Turing's summary statistics - ESS

Hi,

I’m new to MCMC, and I’m using the Turing package to implement NUTS.

par_NUTS = sample(model, NUTS(1000, 0.65), MCMCThreads(), 1000, 3)

I’m trying to figure out what the Effective Sample Size (ESS) values returned in the summary statistics mean.

I’ve run 3 separate chains. When I check the ESS values for the individual chains and the combined chains they turn out to be identical:

summarystats(par_NUTS; append_chains=true) # Appended chains

image

summarystats(par_NUTS; append_chains=false)[1] # Individual chains

image

summarystats(par_NUTS; append_chains=false)[2] # Individual chains

image

summarystats(par_NUTS; append_chains=false)[3] # Individual chains

image

What does this mean? Is it the relative ESS values that are returned?

1 Like

The documentation of MCMCChains.rhat references the paper https://arxiv.org/pdf/1903.08008.pdf
from which it apparently takes the calculation of rhat (and ess?).
I have only skimmed over the first two pages just now, and hope I do understand correctly. The authors make the point that in general the convergence of MCMC cannot be reliably assessed from a single chain.

Thus, those observables are not calculated for every chain separately, which explains the identical values you observe. You may force a split by calling ess_rhat(chains[:,:,1]) etc., but again, those might not reliably report failed convergence and overestimate the ESS.

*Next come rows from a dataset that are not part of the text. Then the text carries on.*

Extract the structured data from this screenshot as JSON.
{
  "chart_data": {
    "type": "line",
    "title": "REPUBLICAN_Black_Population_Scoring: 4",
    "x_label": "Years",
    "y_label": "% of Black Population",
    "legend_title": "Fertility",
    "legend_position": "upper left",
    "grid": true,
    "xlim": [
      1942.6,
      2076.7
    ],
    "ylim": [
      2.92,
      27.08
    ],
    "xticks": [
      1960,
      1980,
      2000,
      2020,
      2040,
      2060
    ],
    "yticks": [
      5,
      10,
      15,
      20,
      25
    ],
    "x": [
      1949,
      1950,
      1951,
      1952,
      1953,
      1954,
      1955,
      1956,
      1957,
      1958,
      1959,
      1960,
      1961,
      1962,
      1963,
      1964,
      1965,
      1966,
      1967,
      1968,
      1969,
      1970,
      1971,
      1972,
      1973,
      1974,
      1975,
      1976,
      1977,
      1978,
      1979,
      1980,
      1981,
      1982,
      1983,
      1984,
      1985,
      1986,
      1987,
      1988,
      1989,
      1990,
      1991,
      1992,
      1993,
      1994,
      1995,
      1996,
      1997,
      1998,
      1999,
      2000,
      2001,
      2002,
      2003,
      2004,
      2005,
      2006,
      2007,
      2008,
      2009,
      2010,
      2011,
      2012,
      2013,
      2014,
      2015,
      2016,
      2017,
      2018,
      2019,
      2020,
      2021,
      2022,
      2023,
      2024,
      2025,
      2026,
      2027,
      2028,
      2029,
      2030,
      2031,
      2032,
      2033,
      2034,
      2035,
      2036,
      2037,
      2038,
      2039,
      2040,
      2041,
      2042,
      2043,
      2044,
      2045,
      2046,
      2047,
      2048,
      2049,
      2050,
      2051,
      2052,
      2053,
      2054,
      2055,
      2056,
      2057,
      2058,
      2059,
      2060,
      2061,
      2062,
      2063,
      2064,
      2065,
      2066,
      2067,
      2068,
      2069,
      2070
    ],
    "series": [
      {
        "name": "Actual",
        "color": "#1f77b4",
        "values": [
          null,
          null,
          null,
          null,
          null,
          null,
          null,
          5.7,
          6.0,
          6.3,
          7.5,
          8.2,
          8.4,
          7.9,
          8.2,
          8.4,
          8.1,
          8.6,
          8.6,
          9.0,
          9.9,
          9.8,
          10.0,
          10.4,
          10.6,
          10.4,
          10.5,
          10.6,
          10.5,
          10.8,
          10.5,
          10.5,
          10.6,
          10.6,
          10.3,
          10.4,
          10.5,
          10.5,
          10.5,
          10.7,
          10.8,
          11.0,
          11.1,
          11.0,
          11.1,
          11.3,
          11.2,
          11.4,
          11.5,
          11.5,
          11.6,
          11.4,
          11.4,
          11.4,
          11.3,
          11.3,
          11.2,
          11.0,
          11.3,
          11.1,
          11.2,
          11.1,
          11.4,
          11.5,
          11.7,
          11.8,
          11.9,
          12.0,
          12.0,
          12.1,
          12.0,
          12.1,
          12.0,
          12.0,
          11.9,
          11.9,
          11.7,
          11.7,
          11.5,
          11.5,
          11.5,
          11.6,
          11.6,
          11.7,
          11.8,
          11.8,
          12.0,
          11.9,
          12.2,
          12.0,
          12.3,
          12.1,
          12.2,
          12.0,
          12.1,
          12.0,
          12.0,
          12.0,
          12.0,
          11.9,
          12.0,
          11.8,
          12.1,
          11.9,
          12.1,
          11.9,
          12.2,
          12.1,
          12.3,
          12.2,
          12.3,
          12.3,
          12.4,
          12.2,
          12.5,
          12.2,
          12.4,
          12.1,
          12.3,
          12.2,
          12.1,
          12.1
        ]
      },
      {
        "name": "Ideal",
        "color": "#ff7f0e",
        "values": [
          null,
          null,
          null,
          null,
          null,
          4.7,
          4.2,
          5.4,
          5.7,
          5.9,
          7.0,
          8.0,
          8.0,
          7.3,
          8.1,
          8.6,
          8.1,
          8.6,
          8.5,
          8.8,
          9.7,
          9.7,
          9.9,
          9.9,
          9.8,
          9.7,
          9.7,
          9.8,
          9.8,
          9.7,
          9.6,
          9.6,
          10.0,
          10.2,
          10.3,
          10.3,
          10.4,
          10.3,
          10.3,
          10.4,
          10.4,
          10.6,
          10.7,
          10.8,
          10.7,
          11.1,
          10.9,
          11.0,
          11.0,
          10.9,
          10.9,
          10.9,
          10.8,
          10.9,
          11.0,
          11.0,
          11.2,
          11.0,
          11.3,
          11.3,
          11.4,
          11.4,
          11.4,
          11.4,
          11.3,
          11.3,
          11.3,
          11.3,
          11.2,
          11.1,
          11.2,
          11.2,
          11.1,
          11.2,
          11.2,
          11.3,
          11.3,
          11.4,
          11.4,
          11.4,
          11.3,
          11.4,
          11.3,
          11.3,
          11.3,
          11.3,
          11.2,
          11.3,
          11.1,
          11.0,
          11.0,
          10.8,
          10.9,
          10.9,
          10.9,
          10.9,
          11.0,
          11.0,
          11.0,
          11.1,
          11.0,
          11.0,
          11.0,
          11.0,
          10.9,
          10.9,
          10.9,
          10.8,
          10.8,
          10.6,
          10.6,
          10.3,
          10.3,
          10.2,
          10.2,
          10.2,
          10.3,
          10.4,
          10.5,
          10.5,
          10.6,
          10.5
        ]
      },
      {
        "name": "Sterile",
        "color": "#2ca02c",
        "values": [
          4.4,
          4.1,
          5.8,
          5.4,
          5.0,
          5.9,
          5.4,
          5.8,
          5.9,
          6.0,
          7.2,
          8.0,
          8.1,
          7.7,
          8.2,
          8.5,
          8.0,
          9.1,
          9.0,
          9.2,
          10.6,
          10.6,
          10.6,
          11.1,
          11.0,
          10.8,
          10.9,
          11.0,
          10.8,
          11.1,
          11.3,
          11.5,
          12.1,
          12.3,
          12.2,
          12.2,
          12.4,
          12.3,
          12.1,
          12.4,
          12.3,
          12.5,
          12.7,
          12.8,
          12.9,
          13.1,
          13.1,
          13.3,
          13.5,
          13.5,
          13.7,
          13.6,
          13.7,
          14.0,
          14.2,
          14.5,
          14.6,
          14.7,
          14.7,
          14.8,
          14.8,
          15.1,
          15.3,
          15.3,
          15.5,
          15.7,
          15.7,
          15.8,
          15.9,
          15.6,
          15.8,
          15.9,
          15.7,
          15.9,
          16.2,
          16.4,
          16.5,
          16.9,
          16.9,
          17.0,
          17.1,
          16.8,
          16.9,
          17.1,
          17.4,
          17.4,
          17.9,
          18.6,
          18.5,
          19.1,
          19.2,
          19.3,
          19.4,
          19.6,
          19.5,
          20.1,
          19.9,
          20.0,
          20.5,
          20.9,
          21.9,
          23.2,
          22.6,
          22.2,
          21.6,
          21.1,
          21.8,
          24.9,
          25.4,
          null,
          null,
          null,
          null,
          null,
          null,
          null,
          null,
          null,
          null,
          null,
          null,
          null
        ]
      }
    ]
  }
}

(P.S.: Please do not double post 'ESS' in Turing.jl if a question doesn’t receive any attention for a couple of days. That happens. Instead, you can bump it with a comment after a while.)

I think this is worth a bug report in MCMCChains. While an argument can be made that the R-hat computed for all chains should be returned for each chain, the same cannot be said for the ESS. It’s absolutely incorrect to return for a single chain the ESS or MCSE for all chains together. It’s probably best that MCMCChains then computes the ESS, R-hat, and MCSE for each chain separately. While this decreases the usefulness of the diagnostics, it avoids potential footguns.